JAKARTA, KOMPAS.com – Kepala Kepolisian RI (Kapolri) Jenderal Tito Karnavian mengatakan, pernyataan Koordinator Komisi buat Orang Hilang dan KorbanTindak Kekerasan (Kontras) Haris Azhar terkait kesaksian Freddy Budiman tidak disertai bukti yg kuat.
Menurut Haris, ia mendapatkan keterangan dari Freddy bahwa ada oknum Polri, TNI, dan Badan Nasional Narkotika yg bermain dalam bisnis narkoba yg dijalankan Freddy.
Pernyataan Haris dinilai sudah mencemarkan nama baik Polri, BNN dan TNI, dan menjadi dasar pelaporan oleh ketiga institusi tersebut.
Haris dianggap melanggar Pasal 27 ayat (3) Undang-Undang Nomor 11 tahun 2008 tentang Informasi dan Transaksi Elektronik (ITE).
(Baca: Kapolri Sebut Haris Azhar Dilaporkan karena Cemarkan Nama Baik Polri, TNI, dan BNN)
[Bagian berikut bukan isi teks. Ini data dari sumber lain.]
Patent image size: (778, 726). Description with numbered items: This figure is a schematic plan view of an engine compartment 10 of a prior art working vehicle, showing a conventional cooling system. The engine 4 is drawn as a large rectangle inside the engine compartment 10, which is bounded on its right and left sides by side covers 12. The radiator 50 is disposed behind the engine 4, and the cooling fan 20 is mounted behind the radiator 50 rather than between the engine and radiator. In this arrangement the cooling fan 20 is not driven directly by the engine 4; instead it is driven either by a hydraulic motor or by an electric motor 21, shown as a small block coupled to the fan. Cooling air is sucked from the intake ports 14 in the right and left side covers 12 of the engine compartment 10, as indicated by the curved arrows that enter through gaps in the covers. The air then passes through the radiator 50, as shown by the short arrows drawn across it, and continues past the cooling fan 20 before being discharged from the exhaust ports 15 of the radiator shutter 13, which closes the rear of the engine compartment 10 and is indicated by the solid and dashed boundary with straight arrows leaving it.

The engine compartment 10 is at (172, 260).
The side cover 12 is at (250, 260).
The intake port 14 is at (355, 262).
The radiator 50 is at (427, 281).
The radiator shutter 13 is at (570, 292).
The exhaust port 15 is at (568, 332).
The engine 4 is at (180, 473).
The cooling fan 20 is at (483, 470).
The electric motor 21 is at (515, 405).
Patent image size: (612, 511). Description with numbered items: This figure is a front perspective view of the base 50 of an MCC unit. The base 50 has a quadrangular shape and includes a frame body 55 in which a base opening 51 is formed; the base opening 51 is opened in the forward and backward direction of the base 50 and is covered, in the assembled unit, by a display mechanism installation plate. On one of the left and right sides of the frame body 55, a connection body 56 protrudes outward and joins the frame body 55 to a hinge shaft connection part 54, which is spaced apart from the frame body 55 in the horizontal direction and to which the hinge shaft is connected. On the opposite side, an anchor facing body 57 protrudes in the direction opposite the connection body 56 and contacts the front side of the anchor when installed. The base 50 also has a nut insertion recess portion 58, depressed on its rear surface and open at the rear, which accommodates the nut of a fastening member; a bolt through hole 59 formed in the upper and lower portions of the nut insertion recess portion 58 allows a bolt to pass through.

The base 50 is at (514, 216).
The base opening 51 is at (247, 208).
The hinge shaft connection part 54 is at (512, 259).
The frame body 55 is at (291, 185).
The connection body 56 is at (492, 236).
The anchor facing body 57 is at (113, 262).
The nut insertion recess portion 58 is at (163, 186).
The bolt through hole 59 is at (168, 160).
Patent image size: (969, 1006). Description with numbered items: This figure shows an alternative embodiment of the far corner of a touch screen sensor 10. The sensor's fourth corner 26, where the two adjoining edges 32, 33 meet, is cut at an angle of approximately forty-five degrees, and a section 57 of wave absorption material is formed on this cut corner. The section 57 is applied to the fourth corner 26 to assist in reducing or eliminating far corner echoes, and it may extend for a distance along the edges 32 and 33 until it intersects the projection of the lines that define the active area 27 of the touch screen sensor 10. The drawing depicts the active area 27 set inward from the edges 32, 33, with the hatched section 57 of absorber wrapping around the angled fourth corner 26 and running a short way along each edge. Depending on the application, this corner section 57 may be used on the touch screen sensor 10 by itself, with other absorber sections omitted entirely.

Tito mengungkapkan, pihaknya sudah mendapatkan pledoi Freddy ketika di persidangan. Polri juga sudah mengonfirmasi kepada pengacara Freddy terkait informasi Haris.
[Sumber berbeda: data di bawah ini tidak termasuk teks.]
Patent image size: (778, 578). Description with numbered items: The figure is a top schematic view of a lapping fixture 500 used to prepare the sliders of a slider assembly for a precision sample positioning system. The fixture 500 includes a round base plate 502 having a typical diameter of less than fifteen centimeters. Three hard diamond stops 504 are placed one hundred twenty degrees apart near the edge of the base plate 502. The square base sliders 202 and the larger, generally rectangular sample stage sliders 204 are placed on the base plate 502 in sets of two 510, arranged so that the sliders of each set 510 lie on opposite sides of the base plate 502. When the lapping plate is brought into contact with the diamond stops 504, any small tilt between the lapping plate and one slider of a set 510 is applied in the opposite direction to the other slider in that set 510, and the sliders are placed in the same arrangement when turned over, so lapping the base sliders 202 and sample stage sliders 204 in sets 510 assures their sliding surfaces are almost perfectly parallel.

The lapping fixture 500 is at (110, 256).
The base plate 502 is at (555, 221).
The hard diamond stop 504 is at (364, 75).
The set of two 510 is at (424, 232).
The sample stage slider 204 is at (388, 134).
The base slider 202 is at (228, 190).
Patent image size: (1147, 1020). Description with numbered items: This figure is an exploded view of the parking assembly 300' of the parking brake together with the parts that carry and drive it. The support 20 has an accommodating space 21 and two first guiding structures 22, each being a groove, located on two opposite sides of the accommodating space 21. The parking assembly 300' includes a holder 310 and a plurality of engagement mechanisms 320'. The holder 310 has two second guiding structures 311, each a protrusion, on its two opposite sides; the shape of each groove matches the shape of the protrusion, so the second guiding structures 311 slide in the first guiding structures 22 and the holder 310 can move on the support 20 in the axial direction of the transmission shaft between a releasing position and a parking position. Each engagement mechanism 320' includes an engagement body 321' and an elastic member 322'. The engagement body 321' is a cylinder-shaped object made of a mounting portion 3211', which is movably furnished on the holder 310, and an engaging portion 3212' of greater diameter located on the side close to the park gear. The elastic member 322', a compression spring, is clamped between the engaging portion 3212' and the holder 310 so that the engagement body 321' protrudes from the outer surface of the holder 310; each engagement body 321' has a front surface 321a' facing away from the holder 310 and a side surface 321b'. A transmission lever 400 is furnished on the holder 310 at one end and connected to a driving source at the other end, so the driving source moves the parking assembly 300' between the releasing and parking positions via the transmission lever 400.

Namun, tidak ada yg membenarkan keterangan tersebut.
Oleh karena itu, ia menilai, keterangan yg dibeberkan oleh Haris berasal dari sumber yg tak kredibel.
“Kami telah mendapatkan data pledoi dan telah kalian periksa ke pengacara Freddy. Semuanya tak ada yg mengonfirmasi informasi Haris,” kata Tito, ketika ditemui di Kantor Kemenko Polhukam, Jakarta, Rabu (3/8/2016).
Tito mengatakan, laporan yg dibuat tiga institusi tersebut yaitu hal yg wajar saat merasa dirugikan dengan adanya keterangan yg prematur.
Tito menjelaskan, berdasarkan UU ITE seseorang tak boleh sembarangan mengeluarkan keterangan yg belum tentu benar dan diperoleh dari sumber yg kredibilitasnya diragukan.
(Baca: Alasan TNI Ikut Laporkan Haris Azhar ke Polisi)
Sebelumnya, Haris Azhar mengaku mendapatkan kesaksian dari Freddy Budiman terkait adanya keterlibatan oknum pejabat Badan Narkotika Nasional, Polri, dan Bea Cukai dalam peredaran narkoba yg dikerjakan Freddy.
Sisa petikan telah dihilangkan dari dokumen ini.